Procès à la CPI: les victimes regrettent l'absence de Simone Gbagbo

Simone Gbagbo à son arrivée à la cour d'assises d'Abidjan, lundi 23 février 2015.
© AFP/ISSOUF SANOGO

Le procès de Laurent Gbagbo et son ancien ministre Charles Blé Goudé s'est ouvert jeudi 28 janvier à la Cour pénale internationale de La Haye. Dans le box des accusés, une absente cependant : l'épouse du principal accusé, Simone Gbagbo, que la CPI réclame au gouvernement ivoirien. Les victimes représentées dans ce procès aurait souhaité qu'elle soit présente.

Avec notre envoyée spéciale à La Haye,  Bineta Diagne

En mars 2015, Simone Gbagbo a été condamnée par la justice ivoirienne à vingt ans de prison ferme pour attentat contre l'autorité de l'Etat et participation à un mouvement insurrectionnel. Seulement, la machine judiciaire ne s'est pas arrêtée là. La Cour pénale internationale accuse également l'ex-première dame de Côte d'Ivoire de quatre chefs d'inculpation, relevant des crimes contre l'humanité. Et en mai 2015, la chambre d'appel de la CPI confirme la recevabilité de l'affaire Simone Gbagbo devant la justice internationale.

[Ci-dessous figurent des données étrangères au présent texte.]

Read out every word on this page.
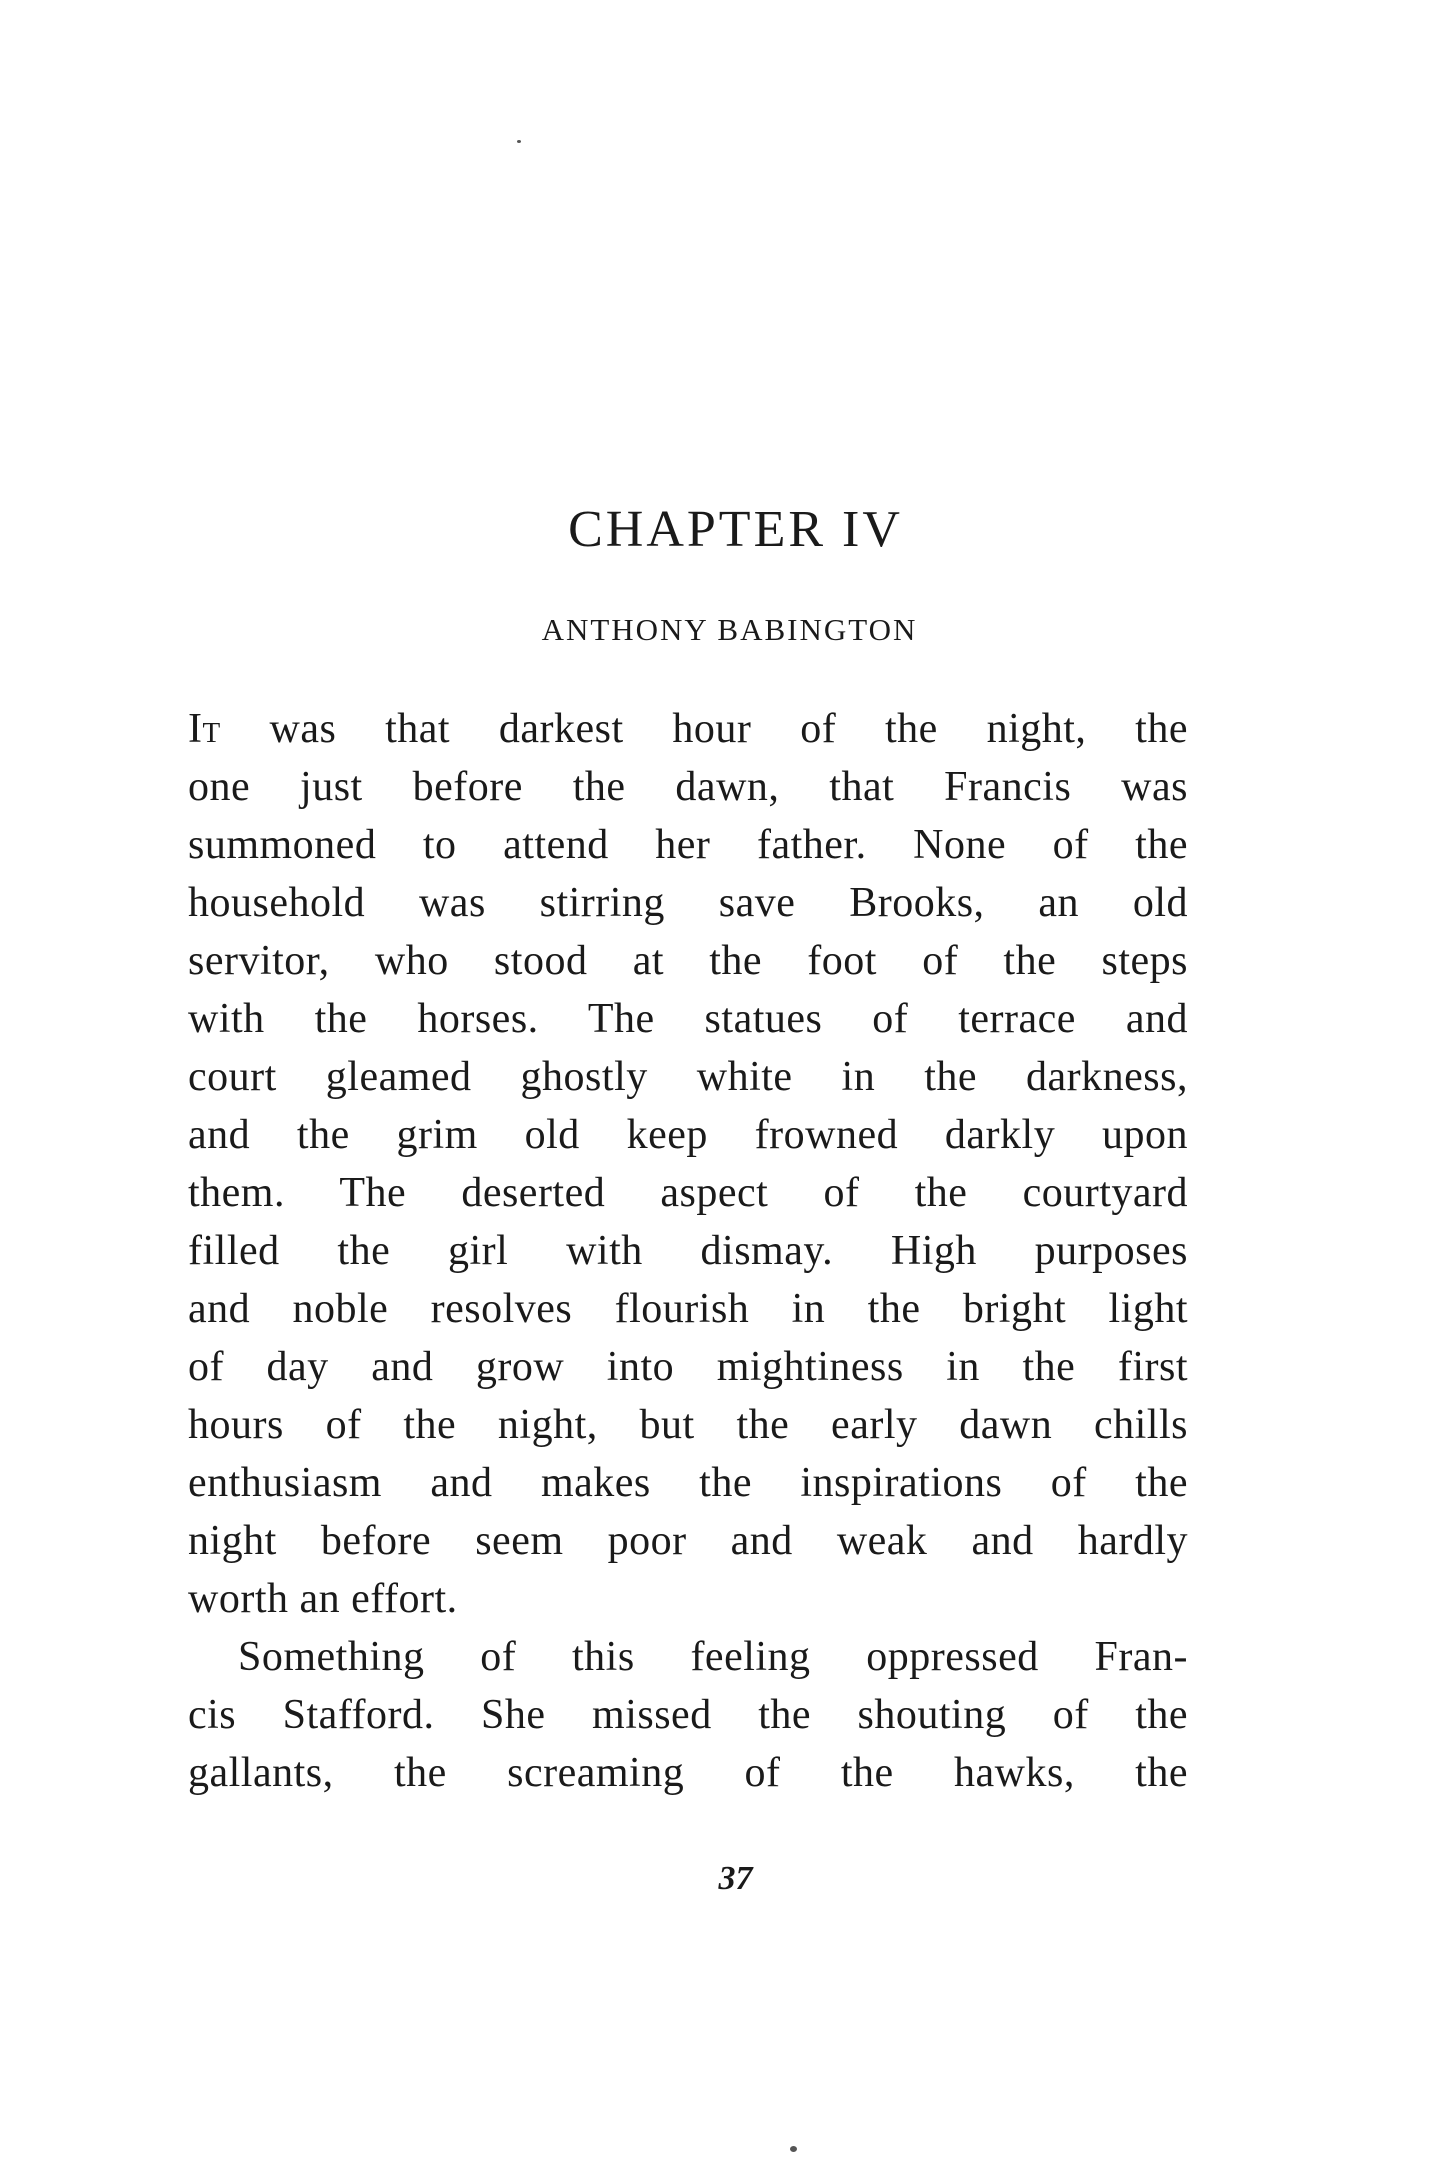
CHAPTER IV
ANTHONY BABINGTON
It was that darkest hour of the night, the
one just before the dawn, that Francis was
summoned to attend her father. None of the
household was stirring save Brooks, an old
servitor, who stood at the foot of the steps
with the horses. The statues of terrace and
court gleamed ghostly white in the darkness,
and the grim old keep frowned darkly upon
them. The deserted aspect of the courtyard
filled the girl with dismay. High purposes
and noble resolves flourish in the bright light
of day and grow into mightiness in the first
hours of the night, but the early dawn chills
enthusiasm and makes the inspirations of the
night before seem poor and weak and hardly
worth an effort.
Something of this feeling oppressed Fran-
cis Stafford. She missed the shouting of the
gallants, the screaming of the hawks, the
37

Depuis, la Cour envoie régulièrement des requêtes au gouvernement ivoirien pour demander le transfèrement de Simone Gbagbo à La Haye. Geste que refuse Alassane Ouattara, le président ivoirien. « Tout le monde sait qu'elle a joué un rôle néfaste dans la crise, affirme M. Ouattara. Nous préférons la juger ici en Côte d'Ivoire, comme tous les autres à venir, parce qu'en réalité, nos tribunaux sont capables de juger tous les Ivoiriens », assure le chef de l'Etat.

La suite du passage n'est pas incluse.